Picasso’s Works on Paper Explored in Major Survey
Comprehensive Survey of Picasso’s Works on Paper Reveals Evolution of Artistic Approach, Techniques, and Motifs Over Seven Decades of Creativity
Opening July 2016, Pablo Picasso: Drawing Inspiration features hundreds of drawings and prints from the Israel Museum’s extensive collection, together with seminal paintings highlighting the exhibition’s themes
A major exhibition of Pablo Picasso’s works on paper at the Israel Museum provides audiences with a rare opportunity to follow this 20th century master’s evolution of key motifs and subject matter throughout his career, reflecting the inventiveness and virtuosity he applied to a range of mediums. On view from July 6 through November 19, 2016, Pablo Picasso: Drawing Inspiration brings together nearly 300 works from the Museum’s extensive collection of more than 800 drawings and prints by the artist. The exhibition illustrates turning points in the artist’s career, punctuated with major paintings on loan from the Musée Picasso, Paris; The Museum of Modern Art, New York; and the Museo Reina Sofia, Madrid; together with works from the Israel Museum’s own collection, providing visitors with a unique opportunity to compare the artist’s development across mediums.
“This extensive and in-depth display of Picasso’s works on paper enables us to explore the foundational technical experimentation that supported Picasso’s artistic process throughout his creative lifetime,” said James S. Snyder, Anne and Jerome Fisher Director of the Israel Museum. “Picasso’s aesthetic morphed continuously in response to changing cultural exposure, life experience, politics, and many other external and internal influences.
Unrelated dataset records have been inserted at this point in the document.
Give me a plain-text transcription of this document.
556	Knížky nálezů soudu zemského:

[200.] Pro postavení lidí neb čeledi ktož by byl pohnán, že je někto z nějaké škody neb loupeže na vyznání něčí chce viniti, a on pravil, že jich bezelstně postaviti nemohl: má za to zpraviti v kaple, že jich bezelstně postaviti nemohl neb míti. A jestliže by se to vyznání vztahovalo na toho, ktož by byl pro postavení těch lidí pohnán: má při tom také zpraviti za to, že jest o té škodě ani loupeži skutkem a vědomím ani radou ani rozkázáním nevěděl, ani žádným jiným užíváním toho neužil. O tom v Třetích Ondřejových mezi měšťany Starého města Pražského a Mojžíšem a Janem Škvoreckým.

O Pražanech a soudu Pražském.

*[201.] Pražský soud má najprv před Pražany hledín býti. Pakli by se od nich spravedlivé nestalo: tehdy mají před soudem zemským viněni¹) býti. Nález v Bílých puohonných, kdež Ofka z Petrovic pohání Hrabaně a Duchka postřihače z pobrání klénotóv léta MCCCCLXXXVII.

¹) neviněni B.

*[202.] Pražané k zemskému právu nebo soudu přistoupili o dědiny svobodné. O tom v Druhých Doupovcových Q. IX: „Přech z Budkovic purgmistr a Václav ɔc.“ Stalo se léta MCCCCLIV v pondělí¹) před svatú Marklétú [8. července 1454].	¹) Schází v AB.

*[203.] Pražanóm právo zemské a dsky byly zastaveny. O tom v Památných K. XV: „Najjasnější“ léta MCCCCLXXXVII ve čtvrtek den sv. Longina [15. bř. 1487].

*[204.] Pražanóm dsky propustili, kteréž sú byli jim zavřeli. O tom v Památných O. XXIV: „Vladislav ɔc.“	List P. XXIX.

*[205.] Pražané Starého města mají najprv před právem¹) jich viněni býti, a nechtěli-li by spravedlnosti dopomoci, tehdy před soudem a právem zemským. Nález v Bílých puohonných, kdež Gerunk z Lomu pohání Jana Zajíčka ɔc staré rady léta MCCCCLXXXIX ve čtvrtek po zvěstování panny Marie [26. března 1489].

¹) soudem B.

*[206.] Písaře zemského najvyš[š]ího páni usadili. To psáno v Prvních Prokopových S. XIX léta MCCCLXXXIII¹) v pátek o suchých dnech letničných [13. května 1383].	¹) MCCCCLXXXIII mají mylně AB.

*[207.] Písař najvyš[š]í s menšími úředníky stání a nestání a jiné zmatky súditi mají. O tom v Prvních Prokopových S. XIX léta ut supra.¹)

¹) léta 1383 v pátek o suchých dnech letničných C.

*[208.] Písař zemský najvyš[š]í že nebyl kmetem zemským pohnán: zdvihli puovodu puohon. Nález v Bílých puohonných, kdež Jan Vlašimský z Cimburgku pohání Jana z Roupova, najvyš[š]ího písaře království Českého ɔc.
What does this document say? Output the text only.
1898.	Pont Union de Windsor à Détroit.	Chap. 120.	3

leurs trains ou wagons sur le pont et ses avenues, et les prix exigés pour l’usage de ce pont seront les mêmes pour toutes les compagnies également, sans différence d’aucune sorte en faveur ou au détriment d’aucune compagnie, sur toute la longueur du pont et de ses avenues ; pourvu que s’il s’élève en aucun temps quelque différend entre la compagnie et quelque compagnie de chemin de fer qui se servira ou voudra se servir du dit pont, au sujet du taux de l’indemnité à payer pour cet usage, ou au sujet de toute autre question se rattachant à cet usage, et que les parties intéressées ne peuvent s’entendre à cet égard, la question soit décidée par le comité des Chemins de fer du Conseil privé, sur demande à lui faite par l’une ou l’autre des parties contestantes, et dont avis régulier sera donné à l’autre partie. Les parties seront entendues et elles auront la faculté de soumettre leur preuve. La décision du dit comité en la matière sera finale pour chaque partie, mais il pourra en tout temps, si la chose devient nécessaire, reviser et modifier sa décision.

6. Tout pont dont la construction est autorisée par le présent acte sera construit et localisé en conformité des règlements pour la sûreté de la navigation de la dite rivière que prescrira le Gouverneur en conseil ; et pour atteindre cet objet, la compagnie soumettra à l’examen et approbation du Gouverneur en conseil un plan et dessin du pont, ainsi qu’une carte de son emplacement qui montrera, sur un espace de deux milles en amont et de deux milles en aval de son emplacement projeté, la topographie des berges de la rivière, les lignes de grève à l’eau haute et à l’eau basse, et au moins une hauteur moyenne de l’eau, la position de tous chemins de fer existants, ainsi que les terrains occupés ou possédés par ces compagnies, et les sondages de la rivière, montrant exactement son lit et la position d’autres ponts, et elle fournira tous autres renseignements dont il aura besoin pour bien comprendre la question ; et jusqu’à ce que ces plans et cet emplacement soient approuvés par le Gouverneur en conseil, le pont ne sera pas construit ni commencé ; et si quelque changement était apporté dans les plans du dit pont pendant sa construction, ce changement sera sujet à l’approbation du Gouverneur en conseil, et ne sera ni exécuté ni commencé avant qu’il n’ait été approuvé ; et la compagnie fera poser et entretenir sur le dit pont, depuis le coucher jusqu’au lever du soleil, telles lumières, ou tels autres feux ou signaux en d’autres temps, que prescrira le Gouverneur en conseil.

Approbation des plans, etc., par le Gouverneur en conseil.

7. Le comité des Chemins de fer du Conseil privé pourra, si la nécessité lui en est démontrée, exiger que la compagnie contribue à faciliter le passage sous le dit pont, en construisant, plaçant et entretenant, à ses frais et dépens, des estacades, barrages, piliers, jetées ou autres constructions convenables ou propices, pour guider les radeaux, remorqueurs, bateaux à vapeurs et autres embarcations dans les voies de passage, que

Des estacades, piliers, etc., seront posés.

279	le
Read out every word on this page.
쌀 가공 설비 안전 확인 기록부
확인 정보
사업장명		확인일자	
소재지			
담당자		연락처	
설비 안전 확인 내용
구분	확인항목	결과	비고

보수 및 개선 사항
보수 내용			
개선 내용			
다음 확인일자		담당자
The works featured in this exhibition serve as a critical entry point for assessing his career-long impulse to innovate and to stretch his body of work, a characteristic that has assured Picasso’s standing as one of the most creative—and prolific—artists of the 20th century.”
Pablo Picasso: Drawing Inspiration follows the artist’s development chronologically through its many phases, from the turn of the 20th century to 1970, just three years before his death. Throughout the exhibition, the transformation and development of motifs are explored in great depth, including Picasso’s frequent return to such subjects as women, the Minotaur, and bullfighting—imbued each time with different meaning and depicted in new ways during each phase of his life and career.
A highlight of the exhibition is the presentation of works from four major printmaking portfolios that spanned Picasso’s career:
• La Suite des Saltimbanques (1904-1905), the first major printmaking project executed by Picasso, featuring a series of 14 etchings and drypoints that brings together works created from the Blue and Rose Periods.
• Vollard Suite (1930-1937), a complete series of 100 etchings that reveal the artist’s deep interest in classical sculpture and mythology, originally created for Ambroise Vollard, the noted avant-garde Paris art dealer and publisher.
• The Dream and Lie of Franco (1937), considered Picasso’s first explicitly political work, with its sequence of 18 individual prints satirizing the Spanish General Francisco Franco and including imagery that later emerges in Picasso’s studies for his most noted and notorious political work, Guernica.
• Suite 347 (1968), among the last hand-signed etchings Picasso ever created, at the age of 86, the series presents an autobiographical narrative replete with references to central art historical influences and to Picasso’s own life’s work, merged through Picasso’s signature stream-of-consciousness.
The Israel Museum’s extensive holdings of Picasso’s works on paper can be traced back to George Bloch, Zurich, a generous supporter of the Israel Museum and a friend of Picasso. In 1972, Bloch donated nearly 350 prints, mostly the first prints from each of their editions, which stimulated thereafter a stream of gifts that has endowed the Museum today with a remarkable treasury of Picasso’s legacy on paper.
A selection of major painting throughout Picasso’s career will underscore the exhibition’s narrative of evolving styles and subjects. Among them, Buste de femme (1907) on loan from the Musée Picasso, Paris, and Head of a Sleeping Woman (1907), on loan from The Museum of Modern Art, New York, illustrate Picasso’s early experimentation with the female figure, each in a distinctive style. Girl with a Mandolin (Fanny Tellier) (1910) from The Museum of Modern Art, New York, highlights the pinnacle of Picasso’s Analytic Cubism, and Figures by the Sea I (1932), from the Museo Reina Sofia, Madrid, demonstrates his shift from sculptural Surrealism in painting to the distorted abstraction that marks such works as Femme assise aux bras croisés (1937) and Portrait of Dora Maar (1937), from the Musée Picasso, Paris, and Sitting Woman (1949) from the Israel Museum’s own holdings.